And I will say further,
perhaps other gentlemen may remember the instances, that although
slavery, as a system of servitude attached to the earth, exists in
various countries of Europe, I am not at the present moment aware of any
place on the globe in which this property of man in a human being as a
slave, transferable as a chattel, exists, except America. Now, that it
existed, in the form in which it still exists, in certain States, at the
formation of this Constitution, and that the framers of that
instrument, and those who adopted it, agreed that, as far as it existed,
it should not be disturbed or interfered with by the new general
government, there is no doubt.
The Constitution of the United States recognizes it as an existing fact,
an existing relation between the inhabitants of the Southern States. I
do not call it an "institution," because that term is not applicable to
it; for that seems to imply a voluntary establishment.
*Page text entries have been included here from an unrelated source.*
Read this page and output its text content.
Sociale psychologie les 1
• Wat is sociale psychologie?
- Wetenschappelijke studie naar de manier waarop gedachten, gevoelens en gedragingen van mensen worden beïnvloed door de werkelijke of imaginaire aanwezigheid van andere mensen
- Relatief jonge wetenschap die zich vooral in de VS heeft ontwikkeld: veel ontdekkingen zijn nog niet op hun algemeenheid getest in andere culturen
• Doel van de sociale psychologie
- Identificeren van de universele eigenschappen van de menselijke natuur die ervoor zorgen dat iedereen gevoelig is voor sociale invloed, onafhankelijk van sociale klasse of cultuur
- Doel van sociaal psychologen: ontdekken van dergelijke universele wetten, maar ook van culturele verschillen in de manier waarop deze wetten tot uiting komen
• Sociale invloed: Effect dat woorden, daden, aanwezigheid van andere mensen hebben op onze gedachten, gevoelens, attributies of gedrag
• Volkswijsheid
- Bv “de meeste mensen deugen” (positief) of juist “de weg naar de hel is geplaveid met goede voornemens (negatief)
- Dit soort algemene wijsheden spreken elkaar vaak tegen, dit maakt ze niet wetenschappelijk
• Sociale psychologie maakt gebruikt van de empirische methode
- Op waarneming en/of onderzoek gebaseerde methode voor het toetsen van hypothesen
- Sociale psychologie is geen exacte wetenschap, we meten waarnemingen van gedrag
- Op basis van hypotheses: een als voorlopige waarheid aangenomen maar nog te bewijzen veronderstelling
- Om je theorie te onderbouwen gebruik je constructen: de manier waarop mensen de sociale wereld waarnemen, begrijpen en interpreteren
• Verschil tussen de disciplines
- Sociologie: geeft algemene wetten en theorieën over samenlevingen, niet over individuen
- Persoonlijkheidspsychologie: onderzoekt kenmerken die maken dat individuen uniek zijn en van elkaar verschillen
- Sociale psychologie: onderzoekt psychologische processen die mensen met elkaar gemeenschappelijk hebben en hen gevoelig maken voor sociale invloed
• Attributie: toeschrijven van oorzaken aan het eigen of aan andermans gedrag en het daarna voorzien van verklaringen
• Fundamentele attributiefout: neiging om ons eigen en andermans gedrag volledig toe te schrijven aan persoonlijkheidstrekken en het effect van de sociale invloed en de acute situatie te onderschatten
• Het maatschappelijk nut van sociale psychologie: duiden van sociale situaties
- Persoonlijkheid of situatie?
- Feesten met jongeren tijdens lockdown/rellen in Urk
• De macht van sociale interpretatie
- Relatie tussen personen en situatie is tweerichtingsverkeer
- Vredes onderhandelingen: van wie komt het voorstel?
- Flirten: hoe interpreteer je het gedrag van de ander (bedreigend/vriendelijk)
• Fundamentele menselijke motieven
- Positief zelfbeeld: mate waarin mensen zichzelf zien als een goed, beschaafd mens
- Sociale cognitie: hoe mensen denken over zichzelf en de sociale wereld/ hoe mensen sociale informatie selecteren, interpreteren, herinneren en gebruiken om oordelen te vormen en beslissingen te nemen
When I first came
here, it was a matter of frequent reproach to England, the mother
country, that slavery had been entailed upon the colonies by her,
against their consent, and that which is now considered a cherished
"institution" was then regarded as, I will not say an _evil_, but an
entailment on the Colonies by the policy of the mother country against
their wishes. At any rate, it stands upon the Constitution. The
Constitution was adopted in 1788, and went into operation in 1789. When
it was adopted, the state of the country was this: slavery existed in
the Southern States; there was a very large extent of unoccupied
territory, the whole Northwestern Territory, which, it was understood,
was destined to be formed into States; and it was then determined that
no slavery should exist in this territory.